Брови мальчика поползли вверх. Как это надо понимать?

— Чтобы человек был главой семьи, он прежде всего должен ее содержать. Чтобы прокормить и одеть семью, нужны деньги. Ведь княжеская казна выплачивает твоему отцу деньги не для того, чтобы он тратил их только на себя, предполагается, что бо́льшая часть идет на семью. Однако похоже, что он забыл про это правило. И мы должны восстановить порядок. Попроси, чтобы жалованье отца выдавалось тебе, а ты будешь отдавать ему часть.

— Разве имеет право кто-нибудь поставить сына над отцом, учредить опеку? Будто он безумен или слабоумен!

— Но что же тебе остается делать, Людвиг? — Рис взял Людвига за руку и сердечно продолжал: — Мне тоже очень жаль, мальчик, но ты подумай о моем предложении. Посоветуйся с другими, ну хотя бы с Нефе. Никто не даст тебе лучшего совета. А если тебе понадобится моя помощь, приходи в любое время.

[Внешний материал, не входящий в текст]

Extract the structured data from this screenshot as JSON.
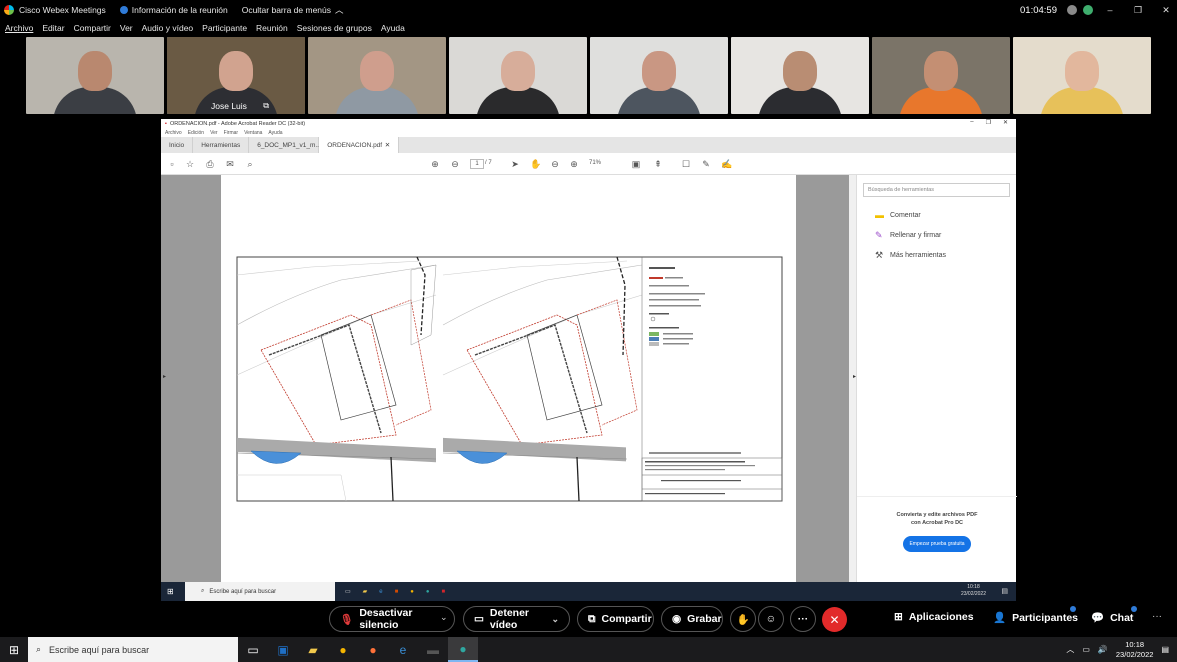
{
  "titlebar": {
    "app_name": "Cisco Webex Meetings",
    "meeting_info": "Información de la reunión",
    "hide_menu": "Ocultar barra de menús",
    "elapsed": "01:04:59",
    "min": "–",
    "max": "❐",
    "close": "✕"
  },
  "menu": [
    "Archivo",
    "Editar",
    "Compartir",
    "Ver",
    "Audio y vídeo",
    "Participante",
    "Reunión",
    "Sesiones de grupos",
    "Ayuda"
  ],
  "participants": [
    {
      "name": "",
      "bg": "#b9b5ad",
      "shirt": "#3b3e44",
      "skin": "#b9886f"
    },
    {
      "name": "Jose Luis",
      "bg": "#6a5a44",
      "shirt": "#2d2e33",
      "skin": "#d1a38f"
    },
    {
      "name": "",
      "bg": "#a39684",
      "shirt": "#8f99a3",
      "skin": "#cf9e8d"
    },
    {
      "name": "",
      "bg": "#dad9d6",
      "shirt": "#2a2a2c",
      "skin": "#d7ad9a"
    },
    {
      "name": "",
      "bg": "#dfdfdd",
      "shirt": "#4d555f",
      "skin": "#c99783"
    },
    {
      "name": "",
      "bg": "#e7e5e2",
      "shirt": "#2b2c30",
      "skin": "#b98d73"
    },
    {
      "name": "",
      "bg": "#7b7468",
      "shirt": "#e8772c",
      "skin": "#c48f73"
    },
    {
      "name": "",
      "bg": "#e4dccc",
      "shirt": "#e7c15a",
      "skin": "#e2b79d"
    }
  ],
  "acrobat": {
    "title": "ORDENACION.pdf - Adobe Acrobat Reader DC (32-bit)",
    "menu": [
      "Archivo",
      "Edición",
      "Ver",
      "Firmar",
      "Ventana",
      "Ayuda"
    ],
    "tabs": [
      "Inicio",
      "Herramientas",
      "6_DOC_MP1_v1_m...",
      "ORDENACION.pdf"
    ],
    "page_current": "1",
    "page_total": "/ 7",
    "zoom": "71%",
    "tools_search": "Búsqueda de herramientas",
    "tools": [
      "Comentar",
      "Rellenar y firmar",
      "Más herramientas"
    ],
    "promo_line1": "Convierta y edite archivos PDF",
    "promo_line2": "con Acrobat Pro DC",
    "promo_button": "Empezar prueba gratuita",
    "inner_search": "Escribe aquí para buscar",
    "inner_time": "10:18",
    "inner_date": "23/02/2022"
  },
  "controls": {
    "mute": "Desactivar silencio",
    "video": "Detener vídeo",
    "share": "Compartir",
    "record": "Grabar",
    "apps": "Aplicaciones",
    "participants": "Participantes",
    "chat": "Chat",
    "more": "···"
  },
  "taskbar": {
    "search_placeholder": "Escribe aquí para buscar",
    "time": "10:18",
    "date": "23/02/2022"
  }
}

Он ушел, оставив Людвига охваченным мучительными мыслями. В самом деле, отец не способен быть главой семьи, и, может быть, необходимо ограничить его право распоряжаться деньгами?

Он страшился позора. Ведь в таком небольшом городе ничто не остается тайной. Кто-нибудь уж обязательно узнает, что тенорист Иоганн Бетховен лишен права распоряжаться своими средствами.

Он сел за стол, бессильно положил руки перед собой. Взглянул на портрет, висящий на стене прямо напротив. Из темной позолоченной рамы смотрел старый Людвиг ван Бетховен на удрученного внука, крестника и наследника его имени. Издавна в семье повелось обращаться к изображению его энергичного лица, как к домашнему божеству — заступнику. В день торжественных именин матери его портрет и кресло, стоящее под ним, украшали обычно гирляндами цветов.

«Как мне быть, дедушка? Ты всегда и во всем мог разобраться. Твоя рука была твердой, а в случае необходимости и суровой… Что мне нужно сделать, пока отец не лишил нас всего? Почему судьба посылает мне такие испытания?»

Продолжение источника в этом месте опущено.